Phew! Good old Uncle Clive. We’re all one big, crazy holidaying family. We rush past the poor bastards snaking round the queuing fences and reach the X-ray belt in no time, where the nice man studies my passport and boarding pass and rods me through. My shoulder bag goes onto the belt, jacket goes in the tray. I skip through the metal detector and … I’ve done it. Three minutes. Fuck. It worked. I can breathe again.

And not before bloody time, because my phone is ringing. It’s him.

“All right, all right, I’m here,” I puff. “Where are you?”

“The Bistro, at the back.”

“Do they serve coffee?”

“Of course. Get your arse over here—I’m leaving in an hour.”

“An hour!” I yell, but he’s hung up already.

Okay. So he’s an impatient rock star again. Fun lies ahead.

I worm my way through the quagmire of shops, overpriced fooderies, tables, chairs and people, finally spotting the place he’s at. I can see him in there, face wrapped in his damn shades, sitting at a table
next to a frosted window. I’m sure he’s seen me, but he’s not smiling. I clear my throat, put my phone on silent and stride over.

“That was a very long ten minutes,” he begins.

“Have you seen the bloody queue?”

“No,” he says. “I’m in first class.”

“Of course you are.”

“Hey. That doesn’t stop my flight from being delayed by five fucking hours.”

“Five hours? Who the hell are you flying with?”

“Don’t ask.”

He puts his newspaper away while I order my coffee. Once the waitress has departed he sits back, folding his arms.

“So.”

“So,” I reply, in a slightly more hesitant, questioning tone. His next statement is a curveball.

“You’ve been dreaming about me.”

“I’m sorry?”

“That’s what it says here,” he explains, extracting a wrinkled piece of paper from his pocket. “‘Dear Lance, I’ve been dreaming about you.’”

“Oh, God,” I gasp, the penny dropping.

“‘I feel you are looking for vindication,’” he continues, one of his crafty smiles forming, “‘and I can help you.’”

“Just give me that bloody thing, will you?”

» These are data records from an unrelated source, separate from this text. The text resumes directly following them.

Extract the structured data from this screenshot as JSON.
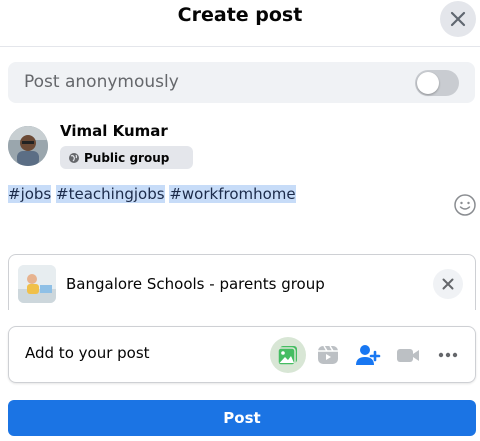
{
  "header": {
    "title": "Create post",
    "close_icon": "close-icon"
  },
  "anonymous": {
    "label": "Post anonymously",
    "enabled": false
  },
  "user": {
    "name": "Vimal Kumar",
    "audience": "Public group"
  },
  "composer": {
    "text_prefix": "",
    "hashtags": [
      "#jobs",
      "#teachingjobs",
      "#workfromhome"
    ]
  },
  "group": {
    "name": "Bangalore Schools - parents group"
  },
  "add_to_post": {
    "label": "Add to your post",
    "tools": [
      "photo-video-icon",
      "reel-icon",
      "tag-people-icon",
      "live-video-icon",
      "more-icon"
    ]
  },
  "post_button": {
    "label": "Post"
  },
  "colors": {
    "accent": "#1b74e4",
    "photo_green": "#45bd62",
    "people_blue": "#1877f2"
  }
}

“Ah, na-na-na-na … not so fast, writer boy,” he commands, whipping the note out of my reach as I try to grab it. Bastard. He
is
enjoying this.

“So you kept it, then,” I blush.

“Course I kept it. I keep everything. What do you think ‘Disposal’ is all about?”

“Hmm, yeah,” I nod, trawling through the lyric section of the old
cranium. “‘
I’ve got expanding cupboard space, for every word, every kiss, every punch in the face…’”

“Well done,” he says, either impressed or being sarcastic, I can’t really tell with his shades on.

“I’m afraid I’m a bit of a fan,” I venture, rather pitifully.